We first met the man who raised Reagan. In virtually all cases where a child has relatives, they can look to them for help if their family dies or can no longer care for them. Because of war, poverty and disease, this happens often.

When Reagan was ready to leave home, this wise uncle sat him down and gave him this advice:

  • Know what to do for your business and work hard.
  • Do not borrow money.
  • Do not steal.
  • Do not pay back when someone hurts you.
  • Find a woman to love and cherish and be completely faithful to her.
  • Give your life to your wife and family.
  • Never despise your wife or she will poison you.
Regan and Joyce's son Japeth.

One of Reagan and Joyce’s two children, Japheth.

Bride Price

I represented Reagan’s father for our meeting with Joyce’s dad, John. (pictured with her step-mother Julia on the back row). Here was my presentation:

  • Bride price was first paid by a returning African soldier after Word War I, who wished to express gratitude for his new bride by giving her father some nice gifts using his army savings. Then another soldier did the same, and soon a tradition was established where a father could expect large gifts for raising a good daughter when she married.
  • We believe the family is eternal and that husbands and wives can remain married after this life if they are sealed by proper authority in holy temples (showed pictures of temples).
  • Reagan and Joyce are very devoted Christians with a wonderful family. They want to follow Christ by having a church and temple marriage, but cannot afford the bride price.
  • We have come to request permission for them to marry in the Church without paying bride price.
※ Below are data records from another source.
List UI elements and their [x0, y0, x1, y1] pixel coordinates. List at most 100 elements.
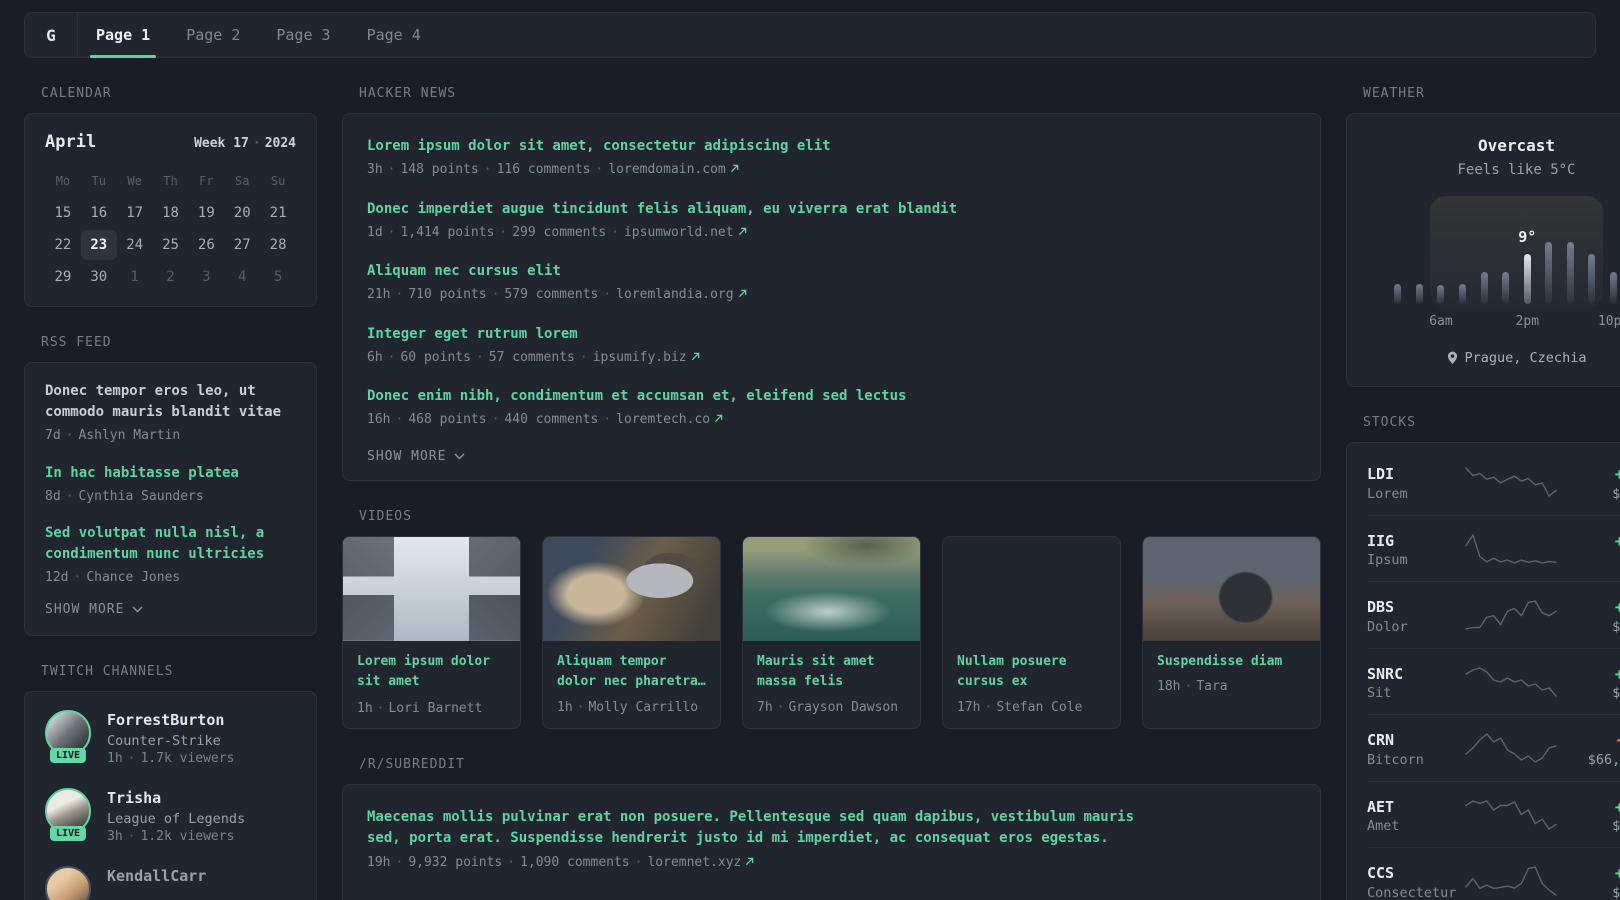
videos-section-label: VIDEOS: [359, 508, 412, 524]
stock-row[interactable]: IIG Ipsum +2.84% $42.04: [1367, 514, 1620, 582]
separator-dot: ·: [395, 854, 404, 870]
stock-row[interactable]: CRN Bitcorn -1.00%$66,171.48: [1367, 714, 1620, 781]
stock-change: +4.35%: [1614, 465, 1620, 483]
stock-ticker: CCS: [1367, 864, 1395, 882]
source-domain-link[interactable]: ipsumify.biz: [593, 350, 687, 365]
calendar-grid: Mo Tu We Th Fr Sa Su 15 16 17 18 19 20 21 22 23 24 25 26 27…: [45, 166, 296, 292]
stock-row[interactable]: LDI Lorem +4.35% $795.18: [1367, 449, 1620, 515]
video-card[interactable]: Mauris sit amet massa felis 7h · Grayson Da…: [742, 535, 921, 729]
calendar-day: 1: [130, 269, 139, 285]
separator-dot: ·: [73, 570, 82, 585]
rss-show-more-button[interactable]: SHOW MORE: [45, 602, 296, 617]
app-logo[interactable]: G: [25, 13, 78, 57]
separator-dot: ·: [491, 287, 500, 302]
source-domain-link[interactable]: loremnet.xyz: [647, 855, 741, 870]
video-card[interactable]: Aliquam tempor dolor nec pharetra… 1h · Mol…: [542, 535, 721, 729]
external-link-icon: [746, 857, 754, 865]
video-author: Stefan Cole: [996, 700, 1083, 716]
calendar-weekday: We: [127, 174, 142, 188]
twitch-channel[interactable]: LIVE Trisha League of Legends 3h · 1.2k viewe…: [45, 787, 296, 844]
hackernews-item-title[interactable]: Integer eget rutrum lorem: [367, 324, 1296, 345]
calendar-day: 27: [233, 237, 251, 253]
stock-name: Amet: [1367, 818, 1400, 834]
external-link-icon: [738, 225, 747, 240]
stock-change: +0.51%: [1614, 864, 1620, 882]
stock-row[interactable]: SNRC Sit +1.36% $148.64: [1367, 647, 1620, 715]
twitch-section: TWITCH CHANNELS LIVE ForrestBurton Counter…: [24, 664, 317, 900]
meta-part: 21h: [367, 287, 391, 302]
weather-bar: [1502, 272, 1510, 304]
rss-item-title[interactable]: In hac habitasse platea: [45, 463, 296, 484]
twitch-channel-name[interactable]: ForrestBurton: [107, 710, 234, 731]
source-domain-link[interactable]: loremdomain.com: [608, 162, 725, 177]
meta-part: Ashlyn Martin: [78, 428, 181, 443]
meta-part: 7d: [45, 428, 61, 443]
subreddit-section-label: /R/SUBREDDIT: [359, 756, 465, 772]
stock-price: $156.28: [1612, 618, 1620, 635]
top-nav: G Page 1 Page 2 Page 3 Page 4: [24, 12, 1596, 58]
hackernews-show-more-button[interactable]: SHOW MORE: [367, 449, 1296, 464]
hackernews-section: HACKER NEWS Lorem ipsum dolor sit amet, …: [342, 86, 1321, 481]
video-thumbnail: [943, 537, 1120, 641]
stock-row[interactable]: AET Amet +0.92% $499.72: [1367, 780, 1620, 848]
hackernews-items: Lorem ipsum dolor sit amet, consectetur …: [367, 136, 1296, 430]
twitch-channel-name[interactable]: Trisha: [107, 788, 245, 809]
video-author: Tara: [1196, 679, 1228, 695]
twitch-channel-name[interactable]: KendallCarr: [107, 866, 206, 887]
video-title[interactable]: Mauris sit amet massa felis: [757, 652, 906, 694]
twitch-category: League of Legends: [107, 810, 246, 827]
stock-values: +4.35% $795.18: [1559, 463, 1620, 502]
video-card[interactable]: Nullam posuere cursus ex 17h · Stefan Cole: [942, 535, 1121, 729]
right-column: WEATHER Overcast Feels like 5°C 9° 6am 2p…: [1346, 86, 1620, 900]
twitch-channel-info: ForrestBurton Counter-Strike 1h · 1.7k viewe…: [107, 710, 234, 766]
stock-sparkline: [1465, 534, 1557, 564]
stream-time: 3h: [107, 828, 123, 844]
subreddit-section: /R/SUBREDDIT Maecenas mollis pulvinar er…: [342, 757, 1321, 900]
video-title[interactable]: Nullam posuere cursus ex: [957, 652, 1106, 694]
calendar-weekday: Mo: [55, 174, 71, 188]
separator-dot: ·: [507, 854, 516, 870]
source-domain-link[interactable]: loremtech.co: [616, 412, 710, 427]
video-card[interactable]: Suspendisse diam 18h · Tara: [1142, 535, 1321, 729]
video-title[interactable]: Suspendisse diam: [1157, 652, 1306, 673]
stock-row[interactable]: CCS Consectetur +0.51% $165.84: [1367, 847, 1620, 900]
hackernews-item-title[interactable]: Donec enim nibh, condimentum et accumsan…: [367, 386, 1296, 407]
meta-part: 6h: [367, 349, 383, 365]
rss-item-title[interactable]: Donec tempor eros leo, ut commodo mauris…: [45, 381, 296, 423]
stock-id: CCS Consectetur: [1367, 862, 1463, 900]
tab-page-4[interactable]: Page 4: [349, 13, 439, 57]
meta-part: 60 points: [400, 349, 471, 365]
stock-sparkline: [1465, 667, 1557, 697]
source-domain-link[interactable]: ipsumworld.net: [624, 225, 734, 240]
video-title[interactable]: Aliquam tempor dolor nec pharetra…: [557, 652, 706, 694]
twitch-section-label: TWITCH CHANNELS: [41, 663, 174, 679]
weather-hour-column: [1581, 254, 1603, 304]
calendar-day: 4: [237, 269, 247, 285]
hackernews-item-title[interactable]: Aliquam nec cursus elit: [367, 261, 1296, 282]
twitch-channel-info: Trisha League of Legends 3h · 1.2k viewers: [107, 788, 245, 844]
subreddit-widget: Maecenas mollis pulvinar erat non posuer…: [342, 783, 1321, 900]
video-title[interactable]: Lorem ipsum dolor sit amet consectetu…: [357, 652, 506, 694]
subreddit-post-title[interactable]: Maecenas mollis pulvinar erat non posuer…: [367, 807, 1167, 850]
stock-values: -1.00%$66,171.48: [1559, 729, 1620, 768]
tab-page-1[interactable]: Page 1: [78, 13, 168, 58]
tab-page-2[interactable]: Page 2: [168, 13, 258, 57]
stock-ticker: DBS: [1367, 598, 1395, 616]
tab-page-3[interactable]: Page 3: [258, 13, 348, 57]
meta-part: 148 points: [400, 162, 479, 177]
hackernews-item-title[interactable]: Lorem ipsum dolor sit amet, consectetur …: [367, 136, 1296, 157]
external-link-icon: [745, 855, 754, 870]
twitch-channel[interactable]: LIVE ForrestBurton Counter-Strike 1h · 1.7k v…: [45, 709, 296, 766]
stock-row[interactable]: DBS Dolor +1.42% $156.28: [1367, 581, 1620, 648]
video-card[interactable]: Lorem ipsum dolor sit amet consectetu… 1h…: [342, 535, 521, 729]
rss-widget: Donec tempor eros leo, ut commodo mauris…: [24, 362, 317, 636]
rss-item-title[interactable]: Sed volutpat nulla nisl, a condimentum n…: [45, 523, 296, 565]
source-domain-link[interactable]: loremlandia.org: [616, 287, 733, 302]
meta-part: 1,414 points: [400, 224, 495, 240]
separator-dot: ·: [491, 412, 500, 427]
stock-ticker: LDI: [1367, 465, 1395, 483]
stocks-section: STOCKS LDI Lorem +4.35% $795.18 IIG Ipsum +2.8…: [1346, 415, 1620, 900]
hackernews-item-title[interactable]: Donec imperdiet augue tincidunt felis al…: [367, 199, 1296, 220]
twitch-widget: LIVE ForrestBurton Counter-Strike 1h · 1.7k v…: [24, 690, 317, 900]
twitch-channel[interactable]: KendallCarr: [45, 865, 296, 900]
John and Julia then had a discussion using Acholi (tribal language) as we sat. Then they left the hut to talk. Reagan then told us what Julia had said:

We should not prevent these people from following Christ and being married because of an African tradition.

When they returned, John said they did not object to the marriage, but he needed time to appeal to the aunty, his sister, for her blessing. Aunties have great power in African culture. He promised an answer within two weeks.

On their way out, Julia told me she planned to fast until a favorable answer was received. We left very happy.

Family members are buried next to their homes.

Family members are buried next to their homes.

This sign on a chicken house is in the center of the family compound.

This sign on a chicken house is in the center of the family compound.

The Power of the Family

Upon entering the hut for our discussion, Julia greeted us by kneeling and saying praise Jesus. Then she prayed in Acholi. Christ is the center of this family. The size and reach of the family is enormous. We met people all day in many villages that were relatives. They build their huts next to one another in tight clusters. They raise one another’s kids. They care for the elderly. They cook and eat together. They dig in the same garden, and share everything they have. They practice their faith openly and constantly.

Family huts are built close together for social life and shared workload.

Family huts are built close together for social life and shared workload.

About a year ago, we had a family discussion with our adult children and their spouses. We wondered about moving onto the same piece of property, building adjoining homes, and sharing responsibilities of children and income. It was a very fun discussion with much input. We thought how wonderful it could be if we lived close enough and cooperated in order to lift burdens and strengthen one another. Here in Africa, we see many examples of exactly that. There is so much of their lifestyle, as hard as it is, that is enviable. Perhaps we should re-open our family discussion.

Reagan and Joyce have a very bright future. They are an anchor in the branch. They will soon be legally married, then sealed in the Holy Temple in Johannesburg, South Africa. They will continue to build the Church here as they bless their family and many, many others.

1 Comment

  1. Yesterday my heart was full of Christ love seeing my people in the village and asking for our marriage from my In-law so that we can fully follow Christ Example. I love Being African Mormon because it always make my testimony stronger and stronger in Christ.